Bicycle mechanics and the space age

| December 6, 2006 11:00 PM

More than the Pearl Harbor bombing marks Dec. 7 as an important day in American history. Exactly 10 years before the Japanese awakened a sleeping giant, a different giant was laying an icon to rest.

On Dec. 7, 1931 the last Ford Model A rolled off the assembly line. For 23 years Ford had been revolutionizing the world of transportation. After shutting down the Model A, Ford closed down for six months as its factories began retooling for the newest introduction in the automobile industry - the first Ford with an 8-cylinder engine.

I only bring this up because Henry Ford shared a unique background with a collection of world-changing individuals.

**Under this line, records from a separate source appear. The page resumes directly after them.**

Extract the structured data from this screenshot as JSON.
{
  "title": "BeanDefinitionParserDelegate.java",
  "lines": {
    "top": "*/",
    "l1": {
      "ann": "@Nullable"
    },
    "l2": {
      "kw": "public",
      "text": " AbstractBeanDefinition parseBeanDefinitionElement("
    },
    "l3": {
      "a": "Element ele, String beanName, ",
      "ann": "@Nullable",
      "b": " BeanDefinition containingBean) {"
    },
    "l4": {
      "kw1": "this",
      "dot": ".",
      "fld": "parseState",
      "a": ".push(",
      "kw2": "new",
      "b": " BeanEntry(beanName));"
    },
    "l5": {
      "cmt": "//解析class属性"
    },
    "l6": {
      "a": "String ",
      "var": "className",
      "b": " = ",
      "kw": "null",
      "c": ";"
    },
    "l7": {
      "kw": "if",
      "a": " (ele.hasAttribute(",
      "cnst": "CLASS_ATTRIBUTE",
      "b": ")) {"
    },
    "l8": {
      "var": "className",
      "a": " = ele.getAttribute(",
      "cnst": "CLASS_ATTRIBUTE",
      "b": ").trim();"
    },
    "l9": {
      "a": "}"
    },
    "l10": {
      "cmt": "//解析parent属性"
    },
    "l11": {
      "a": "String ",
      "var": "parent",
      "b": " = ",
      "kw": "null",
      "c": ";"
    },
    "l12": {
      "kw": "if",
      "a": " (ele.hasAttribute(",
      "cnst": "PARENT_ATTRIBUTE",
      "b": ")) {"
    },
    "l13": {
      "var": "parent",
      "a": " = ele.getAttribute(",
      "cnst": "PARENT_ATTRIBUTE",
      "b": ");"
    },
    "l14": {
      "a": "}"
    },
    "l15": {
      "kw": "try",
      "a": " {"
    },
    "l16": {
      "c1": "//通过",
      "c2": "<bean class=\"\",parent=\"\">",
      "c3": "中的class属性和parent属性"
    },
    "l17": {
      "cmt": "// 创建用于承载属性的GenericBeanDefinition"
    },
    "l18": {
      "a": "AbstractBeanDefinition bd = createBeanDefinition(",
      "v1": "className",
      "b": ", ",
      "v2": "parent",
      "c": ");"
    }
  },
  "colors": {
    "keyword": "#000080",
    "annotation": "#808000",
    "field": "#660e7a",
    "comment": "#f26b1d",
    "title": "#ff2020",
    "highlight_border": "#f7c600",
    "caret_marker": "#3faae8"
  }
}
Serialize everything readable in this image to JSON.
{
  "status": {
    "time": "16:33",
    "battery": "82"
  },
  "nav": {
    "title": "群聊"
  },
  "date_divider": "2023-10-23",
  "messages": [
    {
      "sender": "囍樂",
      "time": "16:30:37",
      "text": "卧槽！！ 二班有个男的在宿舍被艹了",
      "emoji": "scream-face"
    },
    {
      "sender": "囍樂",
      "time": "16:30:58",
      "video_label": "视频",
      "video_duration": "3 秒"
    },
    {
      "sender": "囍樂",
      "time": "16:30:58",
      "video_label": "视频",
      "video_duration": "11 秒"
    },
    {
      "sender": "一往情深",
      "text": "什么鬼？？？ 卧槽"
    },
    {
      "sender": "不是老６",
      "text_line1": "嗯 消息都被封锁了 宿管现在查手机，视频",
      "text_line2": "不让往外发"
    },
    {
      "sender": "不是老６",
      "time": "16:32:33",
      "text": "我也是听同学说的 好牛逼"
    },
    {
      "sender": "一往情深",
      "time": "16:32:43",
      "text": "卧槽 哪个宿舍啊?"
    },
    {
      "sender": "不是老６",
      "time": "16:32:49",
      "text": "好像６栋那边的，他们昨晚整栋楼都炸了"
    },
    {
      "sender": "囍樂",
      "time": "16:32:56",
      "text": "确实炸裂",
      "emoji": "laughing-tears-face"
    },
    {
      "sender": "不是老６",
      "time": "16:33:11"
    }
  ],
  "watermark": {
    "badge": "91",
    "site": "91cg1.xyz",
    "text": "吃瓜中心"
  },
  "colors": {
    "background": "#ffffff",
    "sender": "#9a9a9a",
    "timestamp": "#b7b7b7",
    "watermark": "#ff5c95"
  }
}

In the last 150 years, much of the United States' and even the world's major advances were prompted by an unlikely group of heroes. If you have ever driven a car, flown on a plane or, as a woman, been thankful you don't have to wear corsets and large frumpy dresses - you owe gratitude to the bicycle and the mechanics who built them.

The person who invented the bicycle or the specific date on which this occurred is unknown, but during the mid-1800s, wealthy folks began cruising around on heavy, single-speed bikes. Few could afford them because early bicycles cost around $300, a small fortune then.

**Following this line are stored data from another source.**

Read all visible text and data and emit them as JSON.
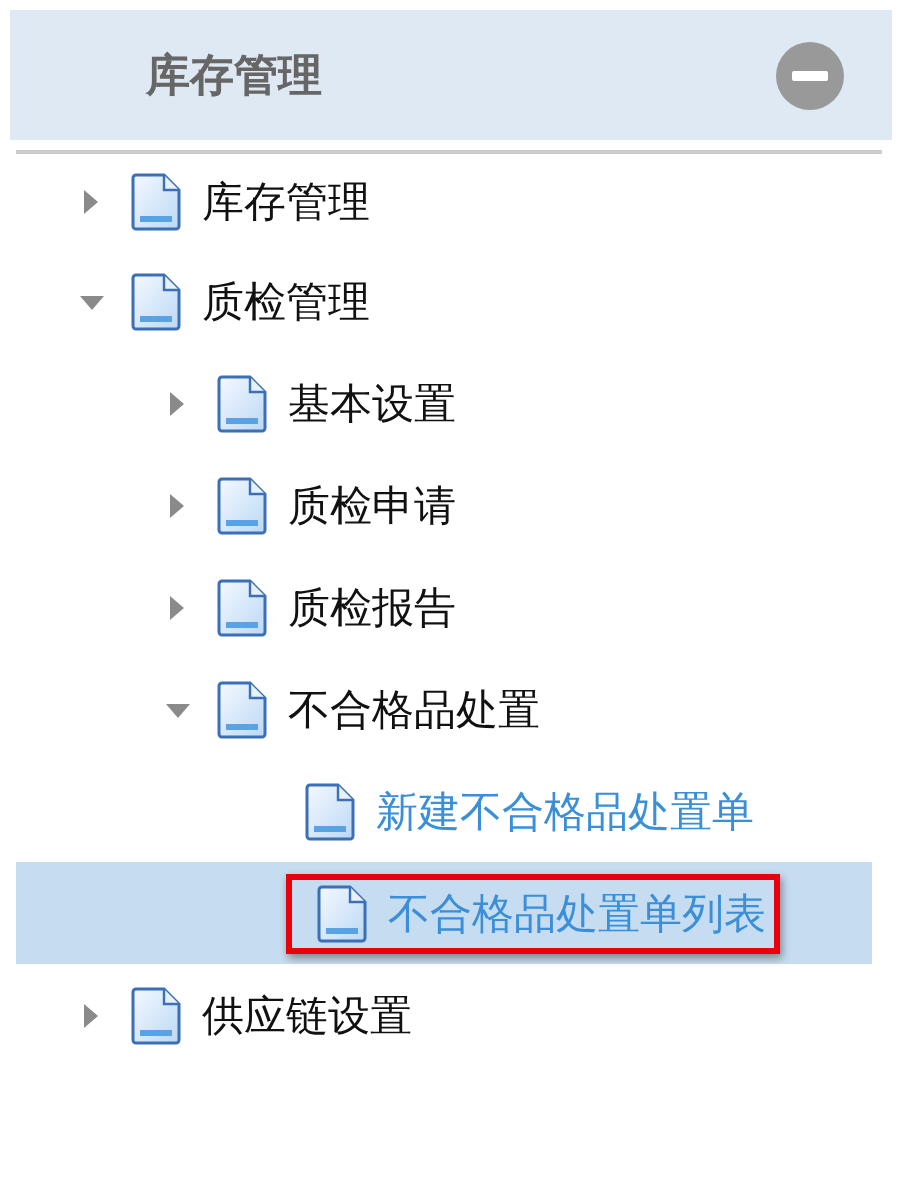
{
  "panel": {
    "title": "库存管理",
    "collapsed": false
  },
  "tree": [
    {
      "label": "库存管理",
      "expanded": false
    },
    {
      "label": "质检管理",
      "expanded": true,
      "children": [
        {
          "label": "基本设置",
          "expanded": false
        },
        {
          "label": "质检申请",
          "expanded": false
        },
        {
          "label": "质检报告",
          "expanded": false
        },
        {
          "label": "不合格品处置",
          "expanded": true,
          "children": [
            {
              "label": "新建不合格品处置单",
              "kind": "link",
              "selected": false,
              "annotated": false
            },
            {
              "label": "不合格品处置单列表",
              "kind": "link",
              "selected": true,
              "annotated": true
            }
          ]
        }
      ]
    },
    {
      "label": "供应链设置",
      "expanded": false
    }
  ]
}
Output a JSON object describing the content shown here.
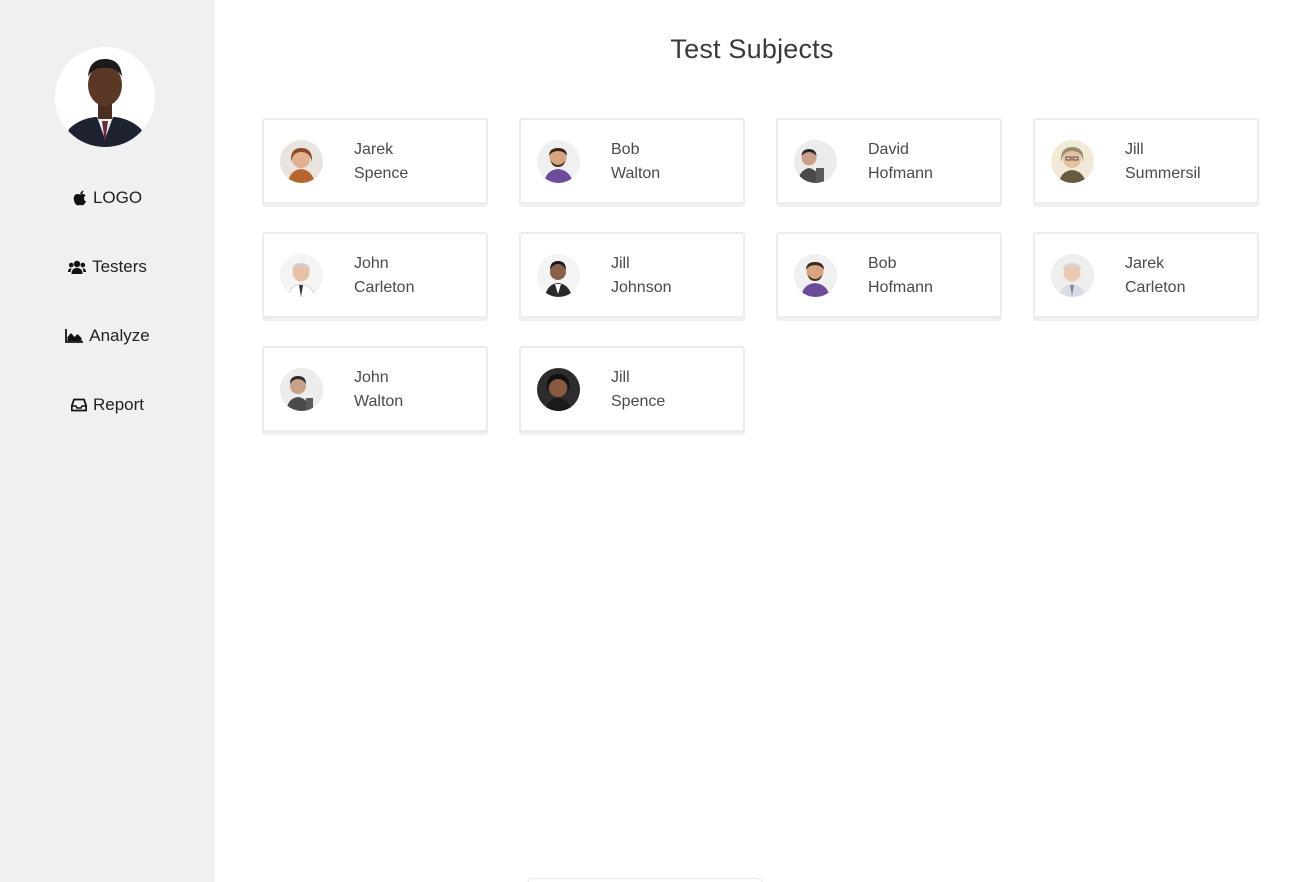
{
  "sidebar": {
    "avatar_icon": "user-portrait",
    "nav": [
      {
        "label": "LOGO",
        "icon": "apple-icon"
      },
      {
        "label": "Testers",
        "icon": "users-icon"
      },
      {
        "label": "Analyze",
        "icon": "area-chart-icon"
      },
      {
        "label": "Report",
        "icon": "inbox-icon"
      }
    ]
  },
  "main": {
    "title": "Test Subjects",
    "subjects": [
      {
        "first": "Jarek",
        "last": "Spence"
      },
      {
        "first": "Bob",
        "last": "Walton"
      },
      {
        "first": "David",
        "last": "Hofmann"
      },
      {
        "first": "Jill",
        "last": "Summersil"
      },
      {
        "first": "John",
        "last": "Carleton"
      },
      {
        "first": "Jill",
        "last": "Johnson"
      },
      {
        "first": "Bob",
        "last": "Hofmann"
      },
      {
        "first": "Jarek",
        "last": "Carleton"
      },
      {
        "first": "John",
        "last": "Walton"
      },
      {
        "first": "Jill",
        "last": "Spence"
      }
    ]
  },
  "colors": {
    "sidebar_bg": "#f0f0f0",
    "card_border": "#ececec",
    "text": "#4a4a4a"
  }
}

Before long, bicycle shops sprang up all over the nation as costs came down, and everyone jumped on the bike bandwagon. By 1890, bicycles were a full-blown craze. Some towns banned the bikes, stating that they startled horses and - get this - caused too much traffic congestion.

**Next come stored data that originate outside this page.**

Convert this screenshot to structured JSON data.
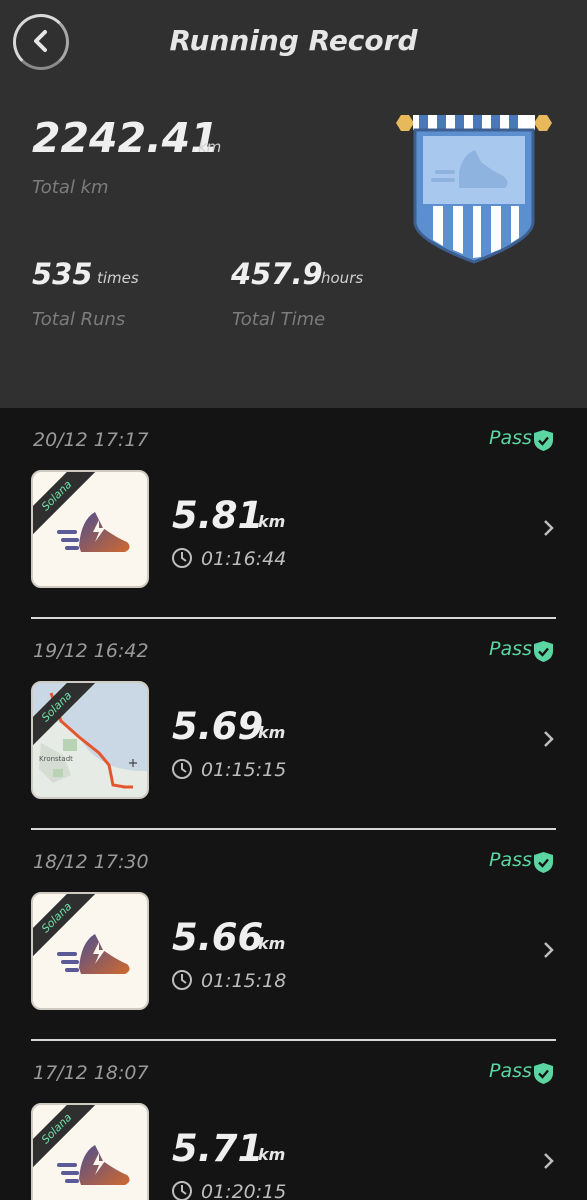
{
  "header": {
    "title": "Running Record",
    "total_km_value": "2242.41",
    "total_km_unit": "km",
    "total_km_label": "Total km",
    "runs_value": "535",
    "runs_unit": "times",
    "runs_label": "Total Runs",
    "time_value": "457.9",
    "time_unit": "hours",
    "time_label": "Total Time"
  },
  "records": [
    {
      "date": "20/12 17:17",
      "status": "Pass",
      "tag": "Solana",
      "distance": "5.81",
      "unit": "km",
      "duration": "01:16:44",
      "thumb": "shoe"
    },
    {
      "date": "19/12 16:42",
      "status": "Pass",
      "tag": "Solana",
      "distance": "5.69",
      "unit": "km",
      "duration": "01:15:15",
      "thumb": "map",
      "map_label": "Kronstadt"
    },
    {
      "date": "18/12 17:30",
      "status": "Pass",
      "tag": "Solana",
      "distance": "5.66",
      "unit": "km",
      "duration": "01:15:18",
      "thumb": "shoe"
    },
    {
      "date": "17/12 18:07",
      "status": "Pass",
      "tag": "Solana",
      "distance": "5.71",
      "unit": "km",
      "duration": "01:20:15",
      "thumb": "shoe"
    }
  ],
  "colors": {
    "header_bg": "#303030",
    "list_bg": "#141414",
    "pass_green": "#5bd6a2",
    "badge_blue": "#5b8fd0"
  },
  "icons": [
    "back-arrow-icon",
    "badge-shield-icon",
    "pass-shield-icon",
    "shoe-icon",
    "clock-icon",
    "chevron-right-icon"
  ]
}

Also by the 1890s, the automobile had crossed the Atlantic to the United States. The first American-made gasoline car sold in 1896. Who built the car? Bicycle mechanics Frank and Charles Duryea, brilliant men with an unfortunate last name.

Of course, all the retro-grouches of the day spurned the automobile as a stupid fad that would never replace a sturdy horse. During the automobile's first 20 years of life, bicycle mechanics made the majority of the technological advances.

In 1903, Horatio Nelson Jackson wagered $50 that he could drive his car across the United States in fewer than 90 days. He did it in 63. He hired Sewall Crocker, a skilled bicycle mechanic, to help drive and make repairs. Jackson could never have made the trip across the continent without Crocker.

The trip established the durability and speed of the automobile, and the car industry began.

Previous bicycle mechanic Henry Ford Bicycle joined the auto magnates and introduced the assembly line to mass-produced affordable cars for the entire nation.

On Dec. 17, 1903, while scientists and mathematicians around the world looked for insights into the art of flying, two men from Ohio were taking flight in their homemade airplane. The Wright brothers didn't invent the idea of an airplane or the concept of a wing and lift. The brothers used current technology to build a balanced flying machine that could get off the ground. You know the rest of the story, I'm sure.

The Wright brothers - both bicycle mechanics.

The women's fashion industry owes many thanks to the bicycle. If you've seen pictures of women in the 1800s, you know that getting dressed looked like a full-time job. Extravagant dresses and bicycle chains don't mix, and soon women were flying over handlebars and taking nose dives in the streets. Men announced that women were too fragile for cycling.

Maybe women took more kindly to that kind of talk back then, but I doubt it. When one's fragility is called into question, one must respond. Women ditched dresses for bloomers and rode like mad. Men and "proper" women immediately called them "loose" for their improper dress.

Susan B. Anthony once stated that the bicycle "has done more to emancipate women than anything else in the world." A cycling supporter agreed, writing to the Northern Wheeler in 1893: "I am tolerably certain that the net result [of the bicycle] will be that woman will take her true position as man's equal."

How did a simple two-wheeled machine accomplish all this? Women, in general, couldn't drive. (Due to my wife's gentle advice, I will not write the joke I wanted to tell.) The bicycle granted women mobility and freedom. Also, the pool of eligible men skyrocketed when a woman could pedal to the surrounding towns.

For millennia, mankind never advanced past Mr. Ed until bicycle mechanics developed the car and the airplane. Fewer than 100 years after the bicycle boom, Americans were standing on the moon.

Mark Twain, as always, said it best: "Get a bicycle. You will not regret it. If you live." And tip your hats to the bicycle mechanics of yore — they gave us much.